We settled in and George began. To demonstrate the power of being a connected educator, George gave me a shout out --- whaaaaaatt????? That blew me away! He covered many of the quotes I've included below and I spent the day listening and reflecting and talking with a room full of people who share the same ideas and goals. Below are just a few of the quotes that had an impact on me while reading. If you've not read this book, maybe these quotes and my reflection on them might encourage you to pick it up. You won't regret it. And if you need someone to chat about it with, please don't hesitate to contact me (sarah@techyoucando.com or on Twitter @kiefersj). 

The Innovator's Mindset by George Couros

"Once you stop learning, you start dying."
~ Albert Einstein

The book starts out with this quote. WOW! It drew me in immediately and I think about this quote often. I always think back to college when my dad teased me that I was going to be a perpetual student. (I may have been changing my major for the 3 time ... ๐Ÿคฃ) Now I think back and say, "How did he know???" YES! I would absolutely consider myself a perpetual student. What a compliment! I can honestly say I learn something every day. Maybe it's something I planned to learn, other times it's things I need to learn to do my job, and still other times, it's something I didn't expect to learn.


"If you don't believe in your idea, why would anyone else?"
~ #InnovatorsMindset

This one really speaks to me on a personal level. I had been toying with the idea of blogging for a while. I made excuses. I found other things to do. I reasoned with myself that no one would read it ... after all, I wasn't a writer. Reading this quote really hit home. If I didn't believe in it, of course no one else would! So I decided to take the leap, and with continued support from my husband, I published my 1st entry on November 18, 2017. I set the goal to write once per week, and for the most part, I've been successful . . . And I've had a lot of positive feedback. (Thank you, George! I might not have started sharing out if not for this.)

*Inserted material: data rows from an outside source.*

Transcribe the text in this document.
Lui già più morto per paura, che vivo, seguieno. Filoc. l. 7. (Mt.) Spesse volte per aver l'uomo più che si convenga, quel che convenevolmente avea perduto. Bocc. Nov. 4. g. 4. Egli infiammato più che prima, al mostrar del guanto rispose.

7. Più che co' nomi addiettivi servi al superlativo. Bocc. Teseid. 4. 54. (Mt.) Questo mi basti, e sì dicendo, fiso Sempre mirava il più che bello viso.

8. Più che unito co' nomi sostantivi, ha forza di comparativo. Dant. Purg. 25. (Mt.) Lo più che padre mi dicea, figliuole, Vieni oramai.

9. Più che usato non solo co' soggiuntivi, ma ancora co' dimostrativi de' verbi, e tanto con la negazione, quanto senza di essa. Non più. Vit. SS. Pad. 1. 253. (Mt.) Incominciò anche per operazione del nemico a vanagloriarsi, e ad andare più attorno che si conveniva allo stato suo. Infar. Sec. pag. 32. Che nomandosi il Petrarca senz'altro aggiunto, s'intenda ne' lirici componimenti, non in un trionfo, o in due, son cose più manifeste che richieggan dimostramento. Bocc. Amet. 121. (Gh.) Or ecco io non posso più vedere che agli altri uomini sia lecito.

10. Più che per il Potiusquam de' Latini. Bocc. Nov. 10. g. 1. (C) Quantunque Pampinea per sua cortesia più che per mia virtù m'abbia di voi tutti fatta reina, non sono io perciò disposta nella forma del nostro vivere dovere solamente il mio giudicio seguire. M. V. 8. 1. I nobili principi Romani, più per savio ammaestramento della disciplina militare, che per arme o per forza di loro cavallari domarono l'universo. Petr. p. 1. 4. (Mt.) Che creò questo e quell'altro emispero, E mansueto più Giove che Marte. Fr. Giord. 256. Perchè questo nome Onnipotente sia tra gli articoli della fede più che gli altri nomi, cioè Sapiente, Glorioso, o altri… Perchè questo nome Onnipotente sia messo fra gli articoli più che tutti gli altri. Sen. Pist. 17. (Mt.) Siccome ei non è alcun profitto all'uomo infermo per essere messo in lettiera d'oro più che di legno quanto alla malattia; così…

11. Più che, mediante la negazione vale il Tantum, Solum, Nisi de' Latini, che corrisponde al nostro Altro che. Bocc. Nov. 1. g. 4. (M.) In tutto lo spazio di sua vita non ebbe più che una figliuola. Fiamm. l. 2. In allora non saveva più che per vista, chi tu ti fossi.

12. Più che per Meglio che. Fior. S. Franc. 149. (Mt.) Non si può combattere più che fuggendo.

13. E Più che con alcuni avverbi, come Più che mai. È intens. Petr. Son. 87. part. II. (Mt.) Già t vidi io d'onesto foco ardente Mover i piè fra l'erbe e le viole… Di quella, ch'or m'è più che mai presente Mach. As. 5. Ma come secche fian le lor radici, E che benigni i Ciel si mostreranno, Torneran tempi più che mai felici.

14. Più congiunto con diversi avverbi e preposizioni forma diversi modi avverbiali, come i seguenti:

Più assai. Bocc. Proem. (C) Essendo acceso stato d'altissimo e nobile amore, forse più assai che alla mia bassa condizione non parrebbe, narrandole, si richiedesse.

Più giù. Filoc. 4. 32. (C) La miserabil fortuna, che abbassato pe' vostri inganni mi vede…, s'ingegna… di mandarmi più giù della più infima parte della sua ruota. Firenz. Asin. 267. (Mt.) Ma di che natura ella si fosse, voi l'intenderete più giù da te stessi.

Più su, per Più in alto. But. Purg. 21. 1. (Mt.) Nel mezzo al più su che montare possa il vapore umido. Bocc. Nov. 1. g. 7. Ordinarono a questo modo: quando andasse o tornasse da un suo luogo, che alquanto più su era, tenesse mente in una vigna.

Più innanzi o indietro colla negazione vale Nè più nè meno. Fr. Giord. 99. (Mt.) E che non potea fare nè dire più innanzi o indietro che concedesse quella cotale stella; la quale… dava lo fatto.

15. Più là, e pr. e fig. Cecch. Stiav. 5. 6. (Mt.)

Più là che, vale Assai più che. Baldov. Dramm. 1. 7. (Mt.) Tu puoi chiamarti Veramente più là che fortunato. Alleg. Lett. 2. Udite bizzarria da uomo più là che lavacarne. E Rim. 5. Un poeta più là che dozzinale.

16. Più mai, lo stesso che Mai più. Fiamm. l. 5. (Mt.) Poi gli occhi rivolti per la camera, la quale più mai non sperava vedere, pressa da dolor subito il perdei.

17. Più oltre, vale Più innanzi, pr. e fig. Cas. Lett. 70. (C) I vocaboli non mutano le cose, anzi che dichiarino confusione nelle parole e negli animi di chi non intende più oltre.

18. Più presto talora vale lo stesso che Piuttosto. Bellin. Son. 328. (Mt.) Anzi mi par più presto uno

"... innovation is not about changing everything, sometimes you only need 
to change one thing."
~ George Couros

This quote has meant a lot, not just to me, but for many of the teachers I work with. This allows us to be human. This encourages us to make change possible. All of us can identify ONE thing to adjust/change/modify/overhaul and follow through to make it happen. ONE thing. Take one step. The enemy to this thinking, most often, is ourselves. When I'd talk with teachers about what they wanted to try/do/add/modify, we'd talk about this quote. I reassure them they didn't need an overhaul. They should only look at ONE thing to change. I firmly believe, once that "ONE thing" happens, another one thing will happen, and then another, and so on.


"... innovate inside the box."
~ George Couros

This final quote is one I talk about most often. Changing one thing allows us the grace to start. Innovating inside the box brings together the real world with the dream world, in a very realistic way. The way I explain this quote is to take all of the challenges we face and STILL DO SOMETHING to make learning work for our learners. We DO have limits with finances, personnel, state & curricular mandates, as well as time, and many more limits. All of these are limited. And 99% of the time, we can't do anything about these ... we have to exist within these. Wishing and hoping they change won't help. However, we don't have to allow them to be "game-over". We can exist within these and make wonderful things happen for our learners. That's where the challenge is - that's where the true beauty and joy will be found. 

Let's work together to flourish within the boundaries around us. Truthfully, isn't that what we want our students to do, too?